Наслаждались сознанием, что можно лежать до сыта, что не придет Трофим Гаврилович и не будет кричать—«встава-ай!»
Отходили мышцы и спина, рассасывался яд усталости, организм восстанавливал нарушенное в нем равновесие.
Искупались артелью в быстрых струях Кундата, попили не спеша чайку с ржаным хлебом и расселись в чистых рубахах да сарафанах по ступенькам крылец. Ласкали глаз на сочной зелени яркие, как огни, красные кумачи и синие ситцы.
Я занялся чинкой куртки и сапог. Около меня лежала корова «Маруся», жевала жвачку и временем тяжко вздыхала, обдавая меня теплым дыханием. Кругом нее и по ней бродили куры и склевывали с нее комаров и мух, что доставляло Марусе, видимо, большое удовольствие, так как она явно воздерживалась от резких движений, чтобы не спугнуть кур.
Против меня, на крыльце дома рабочих, сидел Никита с другом Матвеем.
Рядом с ними на ступеньках устроилась «баба» Никиты Авдотья, поглаживая лежащего у ее ног пса Верного.
Помолчав, приятели запели старинную сибирскую песню про Ермака.
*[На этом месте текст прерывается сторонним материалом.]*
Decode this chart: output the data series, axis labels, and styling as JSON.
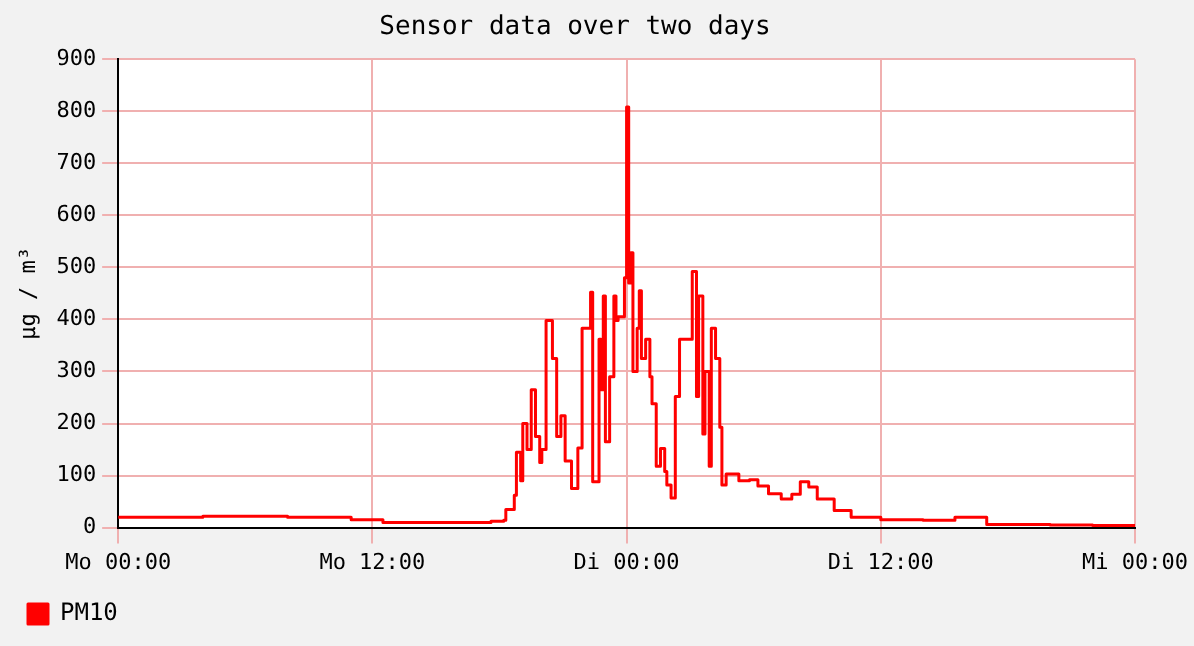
{
  "chart_data": {
    "type": "step",
    "title": "Sensor data over two days",
    "ylabel": "µg / m³",
    "x": [
      "--01-01T00:00",
      "--01-01T04:00",
      "--01-01T08:00",
      "--01-01T11:00",
      "--01-01T12:30",
      "--01-01T17:00",
      "--01-01T17:36",
      "--01-01T18:12",
      "--01-01T18:18",
      "--01-01T18:42",
      "--01-01T18:48",
      "--01-01T19:00",
      "--01-01T19:06",
      "--01-01T19:18",
      "--01-01T19:30",
      "--01-01T19:42",
      "--01-01T19:54",
      "--01-01T20:00",
      "--01-01T20:12",
      "--01-01T20:30",
      "--01-01T20:42",
      "--01-01T20:54",
      "--01-01T21:06",
      "--01-01T21:24",
      "--01-01T21:42",
      "--01-01T21:54",
      "--01-01T22:06",
      "--01-01T22:18",
      "--01-01T22:24",
      "--01-01T22:42",
      "--01-01T22:48",
      "--01-01T22:54",
      "--01-01T23:00",
      "--01-01T23:12",
      "--01-01T23:24",
      "--01-01T23:30",
      "--01-01T23:36",
      "--01-01T23:54",
      "--01-02T00:00",
      "--01-02T00:06",
      "--01-02T00:12",
      "--01-02T00:18",
      "--01-02T00:30",
      "--01-02T00:36",
      "--01-02T00:42",
      "--01-02T00:54",
      "--01-02T01:06",
      "--01-02T01:12",
      "--01-02T01:24",
      "--01-02T01:36",
      "--01-02T01:48",
      "--01-02T01:54",
      "--01-02T02:06",
      "--01-02T02:18",
      "--01-02T02:30",
      "--01-02T03:00",
      "--01-02T03:06",
      "--01-02T03:18",
      "--01-02T03:24",
      "--01-02T03:36",
      "--01-02T03:42",
      "--01-02T03:54",
      "--01-02T04:00",
      "--01-02T04:12",
      "--01-02T04:24",
      "--01-02T04:30",
      "--01-02T04:42",
      "--01-02T05:18",
      "--01-02T05:48",
      "--01-02T06:12",
      "--01-02T06:42",
      "--01-02T07:18",
      "--01-02T07:48",
      "--01-02T08:12",
      "--01-02T08:36",
      "--01-02T09:00",
      "--01-02T09:48",
      "--01-02T10:36",
      "--01-02T12:00",
      "--01-02T14:00",
      "--01-02T15:30",
      "--01-02T17:00",
      "--01-02T20:00",
      "--01-02T22:00",
      "--01-03T00:00"
    ],
    "series": [
      {
        "name": "PM10",
        "color": "#ff0000",
        "values": [
          20,
          22,
          20,
          15,
          10,
          10,
          12,
          14,
          35,
          62,
          145,
          90,
          200,
          150,
          265,
          175,
          125,
          150,
          398,
          325,
          175,
          215,
          128,
          75,
          153,
          383,
          383,
          452,
          88,
          362,
          265,
          445,
          165,
          290,
          445,
          398,
          405,
          480,
          808,
          470,
          528,
          300,
          383,
          455,
          325,
          362,
          290,
          238,
          118,
          152,
          108,
          82,
          57,
          252,
          362,
          362,
          492,
          252,
          445,
          180,
          300,
          118,
          383,
          325,
          193,
          82,
          103,
          90,
          92,
          80,
          65,
          55,
          64,
          88,
          78,
          55,
          33,
          20,
          15,
          14,
          20,
          6,
          5,
          4,
          6
        ]
      }
    ],
    "xlim": [
      "--01-01T00:00",
      "--01-03T00:00"
    ],
    "xticks": [
      {
        "value": "--01-01T00:00",
        "label": "Mo 00:00"
      },
      {
        "value": "--01-01T12:00",
        "label": "Mo 12:00"
      },
      {
        "value": "--01-02T00:00",
        "label": "Di 00:00"
      },
      {
        "value": "--01-02T12:00",
        "label": "Di 12:00"
      },
      {
        "value": "--01-03T00:00",
        "label": "Mi 00:00"
      }
    ],
    "ylim": [
      0,
      900
    ],
    "yticks": [
      0,
      100,
      200,
      300,
      400,
      500,
      600,
      700,
      800,
      900
    ],
    "grid": true,
    "legend": "bottom left",
    "marker": "none",
    "line_style": "solid"
  }
}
У Никиты, несмотря на его шестьдесят лет, звучный и сильный тенор, у Матвея — баритон. У обоих отличный слух и хорошая выдержка в пении.
Песня лилась свободно и красиво. Никита вел основной мотив, Матвей дополнял его гармоническим и оригинальным музыкальным рисунком. Из души выливавшееся, искусное пение захватывало, приводило в движение дремлющие в человеке силы, раскрывало красоту жизни. Из помещений вышли все немногочисленные обитатели становища и с напряженным вниманием впивали в себя чародейку-песню.
Песня рождала творческие порывы, стремление к необычному— и таежник шел по пути наименьшего сопротивления. Скоро из помещения рабочих послышались громкие разговоры, затем брань и, наконец, грохот потасовки.
Причина ее всегда одна и та же — баб в тайге мало. Кроме Авдотьи и Фаины Прохоровны, на стане есть еще лишь одна баба Иринка. Посмотреть на нее сбоку — что-то лошадиное и стихийное вспоминается. Но натура у Иринки непостоянная. Недавно была в большой дружбе с татарином. Через педелю повздорила с ним и сдружилась с Гаврилой. Вчера же она при всех изругала Гаврилу и одобрительно отозвалась о Максе. В результате сегодня, после музыкального и спиртового вдохновения, разыгралась потасовка. Макея первый выкатился из помещения, так как против него были и Гаврила и татарин, затем выброшенным оказался Гаврила, татарин же с Ириной остались допивать спирт. К этой паре присоединились певцы с Авдотьей, и скоро весь стан, кроме хозяина, семьи служащего и меня, был пьян. Уже горланились песни, Никита хныкал, Матвей же уверял Петра Ивановича, что «вот пропади он на этом самом месте, если... ну, больше ничего!» Татарин пошатываясь вышел на крыльцо и начал угрожающе посматривать в сторону помещения Петра Ивановича. Заметив это настроение, Никита с Матвеем пробовали втолкнуть татарина обратно в помещение, но татарин был силен и легко стряхивал с себя двух приятелей.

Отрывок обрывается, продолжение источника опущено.